Ana Maria não se abateu com a opinião da família, aquilo era um quartel, um verdadeiro regime comunista.

“Abaixo Fidel Castro, e viva a sociedade capitalista”. Pensou.

Precisava mudar, agir, ser dona do seu nariz, ressuscitar aquela alma carnavalesca, encher-se de glória.

Abortaria o carnaval da sua vida? - Não! Murmurou.

Imaginou-se no meio da avenida, até que explodiu o carnaval...

Os brasileiros inflavam-se nesta bolha de ilusão, que estourava nas migalhas da quarta feira de cinzas...

Mas que lhe importava? A fantasia era sua liberdade, que mascarava sua fuga, mas alimentava o seu sonho de ser admirada por todos.

“Melhor isso do que uma traição”. Lampejou em pensamento.

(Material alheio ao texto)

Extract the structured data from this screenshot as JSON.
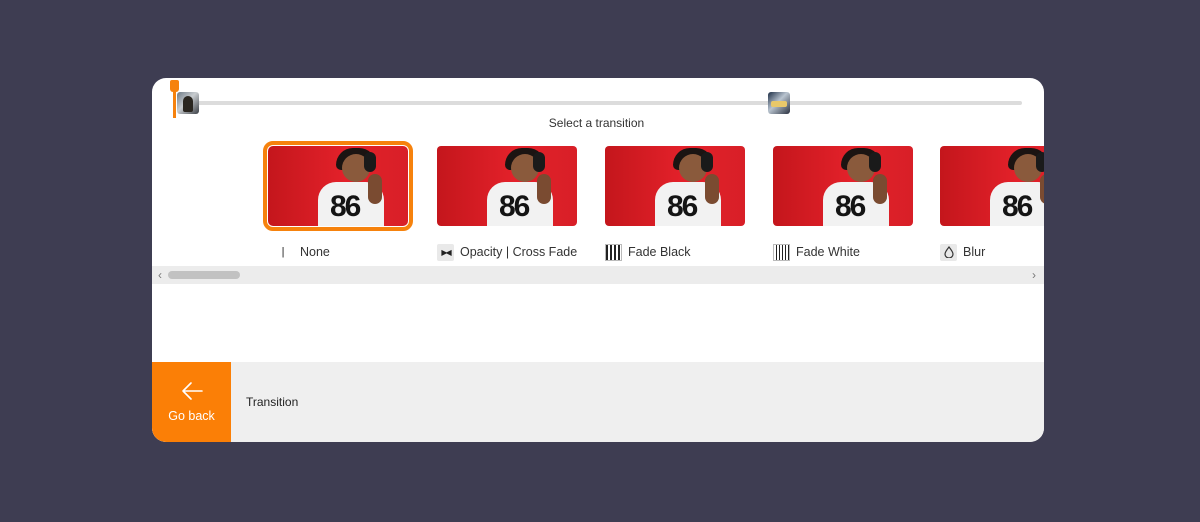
{
  "timeline": {
    "clips": [
      {
        "icon": "person-clip-thumbnail"
      },
      {
        "icon": "desk-clip-thumbnail"
      }
    ]
  },
  "section_title": "Select a transition",
  "transitions": [
    {
      "label": "None",
      "icon": "none-icon",
      "icon_glyph": "|",
      "selected": true
    },
    {
      "label": "Opacity | Cross Fade",
      "icon": "cross-fade-icon",
      "icon_glyph": "▶◀",
      "selected": false
    },
    {
      "label": "Fade Black",
      "icon": "fade-black-icon",
      "selected": false
    },
    {
      "label": "Fade White",
      "icon": "fade-white-icon",
      "selected": false
    },
    {
      "label": "Blur",
      "icon": "blur-icon",
      "icon_glyph": "💧",
      "selected": false
    }
  ],
  "thumbnail_shirt_text": "86",
  "scrollbar": {
    "left_arrow": "‹",
    "right_arrow": "›"
  },
  "bottom_bar": {
    "go_back_label": "Go back",
    "title": "Transition"
  },
  "colors": {
    "accent": "#fb7f06",
    "background": "#3e3d52",
    "panel": "#ffffff",
    "bottom_bar": "#efefef"
  }
}
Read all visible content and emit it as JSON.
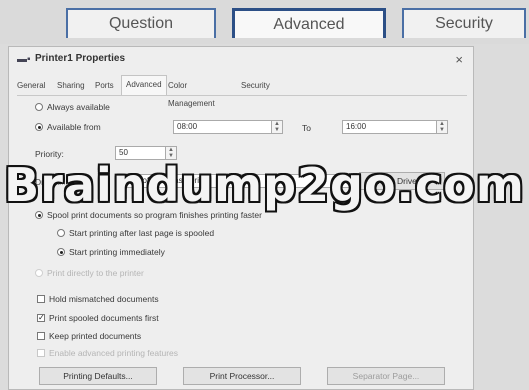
{
  "top_tabs": [
    "Question",
    "Advanced",
    "Security"
  ],
  "dialog": {
    "title": "Printer1 Properties",
    "title_icon": "printer-icon",
    "close_label": "×",
    "tabs": [
      "General",
      "Sharing",
      "Ports",
      "Advanced",
      "Color Management",
      "Security"
    ],
    "active_tab": "Advanced",
    "always_available_label": "Always available",
    "available_from_label": "Available from",
    "from_time": "08:00",
    "to_label": "To",
    "to_time": "16:00",
    "priority_label": "Priority:",
    "priority_value": "50",
    "driver_label": "Driver:",
    "driver_value": "Microsoft PS Class Driver",
    "new_driver_label": "New Driver...",
    "spool_label": "Spool print documents so program finishes printing faster",
    "start_after_last_label": "Start printing after last page is spooled",
    "start_immediately_label": "Start printing immediately",
    "print_directly_label": "Print directly to the printer",
    "hold_mismatched_label": "Hold mismatched documents",
    "print_spooled_first_label": "Print spooled documents first",
    "keep_printed_label": "Keep printed documents",
    "enable_advanced_label": "Enable advanced printing features",
    "printing_defaults_label": "Printing Defaults...",
    "print_processor_label": "Print Processor...",
    "separator_page_label": "Separator Page..."
  },
  "watermark": "Braindump2go.com"
}
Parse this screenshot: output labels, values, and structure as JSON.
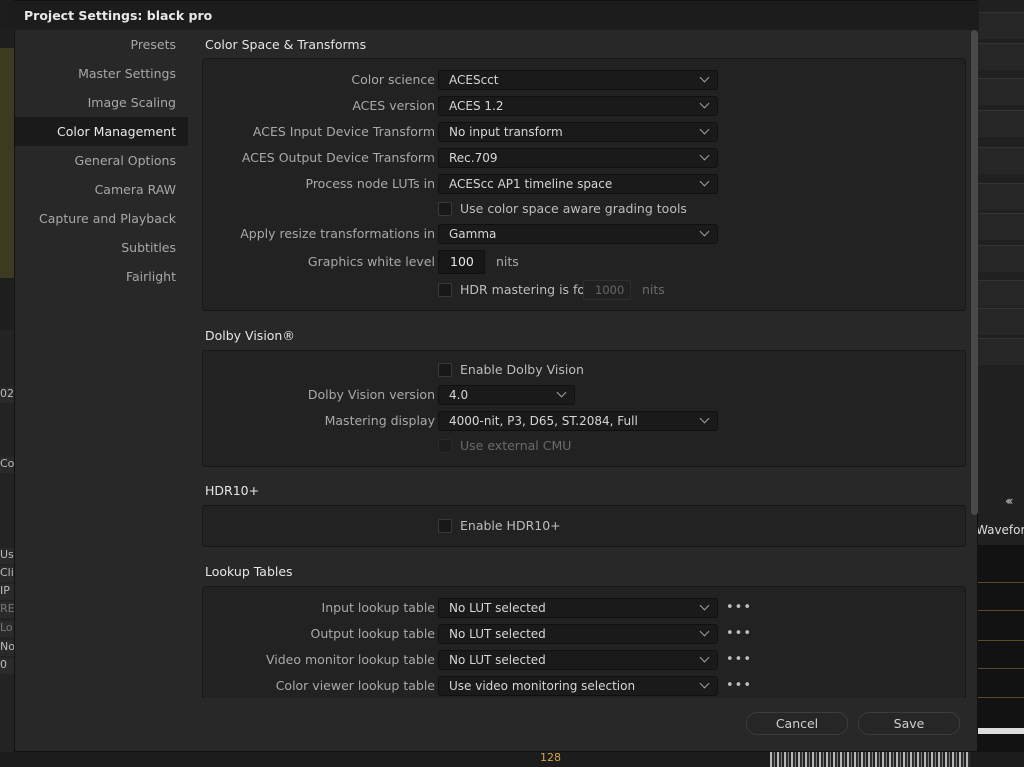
{
  "window": {
    "title": "Project Settings:  black pro"
  },
  "sidebar": {
    "items": [
      {
        "label": "Presets"
      },
      {
        "label": "Master Settings"
      },
      {
        "label": "Image Scaling"
      },
      {
        "label": "Color Management",
        "active": true
      },
      {
        "label": "General Options"
      },
      {
        "label": "Camera RAW"
      },
      {
        "label": "Capture and Playback"
      },
      {
        "label": "Subtitles"
      },
      {
        "label": "Fairlight"
      }
    ]
  },
  "color_space": {
    "title": "Color Space & Transforms",
    "color_science": {
      "label": "Color science",
      "value": "ACEScct"
    },
    "aces_version": {
      "label": "ACES version",
      "value": "ACES 1.2"
    },
    "aces_idt": {
      "label": "ACES Input Device Transform",
      "value": "No input transform"
    },
    "aces_odt": {
      "label": "ACES Output Device Transform",
      "value": "Rec.709"
    },
    "process_luts": {
      "label": "Process node LUTs in",
      "value": "ACEScc AP1 timeline space"
    },
    "grading_tools": {
      "label": "Use color space aware grading tools",
      "checked": false
    },
    "resize": {
      "label": "Apply resize transformations in",
      "value": "Gamma"
    },
    "white_level": {
      "label": "Graphics white level",
      "value": "100",
      "unit": "nits"
    },
    "hdr_mastering": {
      "label": "HDR mastering is for",
      "value": "1000",
      "unit": "nits",
      "checked": false
    }
  },
  "dolby": {
    "title": "Dolby Vision®",
    "enable": {
      "label": "Enable Dolby Vision",
      "checked": false
    },
    "version": {
      "label": "Dolby Vision version",
      "value": "4.0"
    },
    "mastering": {
      "label": "Mastering display",
      "value": "4000-nit, P3, D65, ST.2084, Full"
    },
    "external_cmu": {
      "label": "Use external CMU",
      "checked": false
    }
  },
  "hdr10": {
    "title": "HDR10+",
    "enable": {
      "label": "Enable HDR10+",
      "checked": false
    }
  },
  "luts": {
    "title": "Lookup Tables",
    "input": {
      "label": "Input lookup table",
      "value": "No LUT selected"
    },
    "output": {
      "label": "Output lookup table",
      "value": "No LUT selected"
    },
    "video_monitor": {
      "label": "Video monitor lookup table",
      "value": "No LUT selected"
    },
    "color_viewer": {
      "label": "Color viewer lookup table",
      "value": "Use video monitoring selection"
    },
    "more": "•••"
  },
  "footer": {
    "cancel": "Cancel",
    "save": "Save"
  },
  "background": {
    "left_labels": [
      "02",
      "Cor",
      "Us",
      "Cli",
      "IP",
      "RE",
      "Lo",
      "No",
      "0"
    ],
    "waveform_label": "Waveform",
    "readout": "128"
  },
  "colors": {
    "dialog_bg": "#282828",
    "panel_bg": "#222222",
    "active_item_bg": "#1a1a1a",
    "accent": "#d3a44a"
  }
}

As pessoas passeavam suas loucuras e o mundo para Ana Maria era a avenida, a vida era o ritmo do samba, e a cada pique e repique da batucada, era a vida que vingava em suas veias.

A máscara era sua identidade, cobrindo a amargura, que ela descontava em cada passo.
A lua já amadurecia quando ela surgiu no fim da avenida.

“Sobrepujava o bloco” “Asas do ”Falcão”. Depois o das” “Panteras”, e logo em seguida o das “Frenéticas Andorinhas,” que rompeu a passarela.

Aninha primava entre confetes e serpentinas, mesclados com os aplausos eufóricos da platéia delirante. Logo estaria diante da comissão de jurados.

“Falariam de mim no alto falante”? Pensou.

Gastava os dentes de tanta emoção. Estava absoluta como porta estandarte.

Ofuscava, luzia ,brilhava, uma verdadeira rainha de carnaval.
O povo retribuía em aplausos. Sua vibração procrastinava a eletricidade da sua alma.

Seu coração batia, batia , batia... Até que parou.

Sua garganta ficou sufocada por aquela emoção.

Ficou caída no asfalto, que de longe era colorido, mas de perto não escondia sua função de consolador de vítimas. Diante daquela mulher caída na avenida, houve um minuto de silêncio.

Ogum, Xangô, Iemanjá foram chamados para salvar a situação.

Ana se despediu desta vida e começou a chover.

Apagava a estrela. Que imediatamente foi colocada numa maca onde algumas serpentinas pousavam lentamente, e partiu num carro que deu o socorro conveniente.

Ela esteve soberba. Foi, sem nunca ter sido.

Alguns minutos depois o samba voltou a tocar com mais força do que antes, e o povo pôs se a cantar e a rebolar.

O pacto do carnaval havia se consolidado.

Para Ana Maria restou a soberba de conhecer sua alma.